Volkomen terecht dus dat, nu duidelijk is dat vooral excessieve kredietverlening aan de basis lag van zowel de krediet- als de eurocrisis, ook de woningmarkt eraan moet geloven.
Toch doet de politiek er goed aan eens te overdenken of ze met haar aanpak (beperken van kredietverlening, indammen van de renteaftrek) toch niet wat doorslaat; of alle maatregelen nog wel ”recht en billijk” zijn voor álle groepen op de woningmarkt.

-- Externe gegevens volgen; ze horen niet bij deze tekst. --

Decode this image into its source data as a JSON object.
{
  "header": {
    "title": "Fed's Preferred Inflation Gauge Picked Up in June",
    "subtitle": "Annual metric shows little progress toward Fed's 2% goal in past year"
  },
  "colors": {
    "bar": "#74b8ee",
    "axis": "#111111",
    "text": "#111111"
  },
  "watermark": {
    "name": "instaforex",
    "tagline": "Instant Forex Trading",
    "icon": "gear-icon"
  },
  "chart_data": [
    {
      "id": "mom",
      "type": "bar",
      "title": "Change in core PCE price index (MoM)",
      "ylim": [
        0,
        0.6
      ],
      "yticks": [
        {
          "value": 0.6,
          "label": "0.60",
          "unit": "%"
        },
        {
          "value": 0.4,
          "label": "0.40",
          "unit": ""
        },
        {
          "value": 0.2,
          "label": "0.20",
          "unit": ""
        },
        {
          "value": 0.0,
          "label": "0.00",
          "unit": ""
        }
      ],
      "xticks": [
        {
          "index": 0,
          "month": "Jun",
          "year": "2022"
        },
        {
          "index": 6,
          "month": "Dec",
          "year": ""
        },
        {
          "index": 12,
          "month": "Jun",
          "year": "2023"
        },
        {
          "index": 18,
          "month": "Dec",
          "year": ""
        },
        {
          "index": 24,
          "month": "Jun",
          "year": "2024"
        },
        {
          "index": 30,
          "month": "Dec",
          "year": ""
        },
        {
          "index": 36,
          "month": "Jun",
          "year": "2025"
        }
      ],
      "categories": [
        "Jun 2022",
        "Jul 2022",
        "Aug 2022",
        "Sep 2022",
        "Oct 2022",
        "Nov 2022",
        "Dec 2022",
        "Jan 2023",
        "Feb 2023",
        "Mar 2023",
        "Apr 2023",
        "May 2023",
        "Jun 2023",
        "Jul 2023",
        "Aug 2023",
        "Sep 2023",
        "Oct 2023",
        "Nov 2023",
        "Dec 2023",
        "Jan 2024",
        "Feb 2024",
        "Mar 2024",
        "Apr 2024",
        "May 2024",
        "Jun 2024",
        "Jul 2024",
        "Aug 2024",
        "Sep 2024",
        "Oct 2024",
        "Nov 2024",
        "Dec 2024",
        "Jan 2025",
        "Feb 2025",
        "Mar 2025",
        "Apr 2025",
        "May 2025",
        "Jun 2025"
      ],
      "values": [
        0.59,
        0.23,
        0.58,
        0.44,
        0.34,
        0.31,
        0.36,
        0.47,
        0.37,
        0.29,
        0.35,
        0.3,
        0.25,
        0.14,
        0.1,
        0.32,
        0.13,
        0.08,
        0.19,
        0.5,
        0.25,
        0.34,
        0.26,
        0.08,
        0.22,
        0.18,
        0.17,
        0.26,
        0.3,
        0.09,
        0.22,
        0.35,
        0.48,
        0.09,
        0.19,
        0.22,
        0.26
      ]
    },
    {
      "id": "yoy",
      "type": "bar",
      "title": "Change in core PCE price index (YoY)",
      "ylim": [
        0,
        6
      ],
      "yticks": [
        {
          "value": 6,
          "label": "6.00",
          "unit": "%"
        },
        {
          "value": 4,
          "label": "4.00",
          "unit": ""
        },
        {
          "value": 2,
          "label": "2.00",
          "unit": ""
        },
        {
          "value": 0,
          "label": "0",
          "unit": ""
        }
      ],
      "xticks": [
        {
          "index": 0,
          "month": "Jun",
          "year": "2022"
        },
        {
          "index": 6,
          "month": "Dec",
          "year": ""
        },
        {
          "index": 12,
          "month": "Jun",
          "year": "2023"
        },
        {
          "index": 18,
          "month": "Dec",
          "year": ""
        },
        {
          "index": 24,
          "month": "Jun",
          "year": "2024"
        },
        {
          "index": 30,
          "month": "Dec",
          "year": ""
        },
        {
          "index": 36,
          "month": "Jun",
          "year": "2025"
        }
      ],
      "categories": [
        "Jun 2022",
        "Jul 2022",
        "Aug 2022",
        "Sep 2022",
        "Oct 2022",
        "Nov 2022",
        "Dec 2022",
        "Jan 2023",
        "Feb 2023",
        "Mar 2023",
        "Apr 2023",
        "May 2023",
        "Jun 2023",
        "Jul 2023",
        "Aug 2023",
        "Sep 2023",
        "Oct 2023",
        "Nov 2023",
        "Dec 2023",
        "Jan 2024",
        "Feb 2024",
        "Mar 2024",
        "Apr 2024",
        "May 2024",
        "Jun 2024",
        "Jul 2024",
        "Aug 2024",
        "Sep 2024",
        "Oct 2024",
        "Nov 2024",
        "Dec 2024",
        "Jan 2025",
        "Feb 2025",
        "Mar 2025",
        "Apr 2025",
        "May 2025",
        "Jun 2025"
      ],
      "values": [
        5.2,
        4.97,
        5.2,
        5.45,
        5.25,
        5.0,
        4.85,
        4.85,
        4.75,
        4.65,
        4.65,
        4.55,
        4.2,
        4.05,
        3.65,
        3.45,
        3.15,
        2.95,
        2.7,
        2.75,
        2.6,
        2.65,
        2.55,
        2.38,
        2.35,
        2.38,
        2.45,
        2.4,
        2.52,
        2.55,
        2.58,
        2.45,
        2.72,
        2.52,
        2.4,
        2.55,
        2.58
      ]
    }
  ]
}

Enige nuance is niet eens zozeer wenselijk vanwege de opvallende resultaten die het CBS gisteren naar buiten bracht. Daarin leek het met de veelbenoemde ”grote problemen” op de woningmarkt wel wat mee te vallen. Want hoewel onze hypotheekschuld internationaal gezien tot de top behoort, overtreft de waarde van alle koopwoningen die schuld nog altijd ruimschoots. Dat geldt eveneens voor de som van alle spaartegoeden en pensioenaanspraken van burgers.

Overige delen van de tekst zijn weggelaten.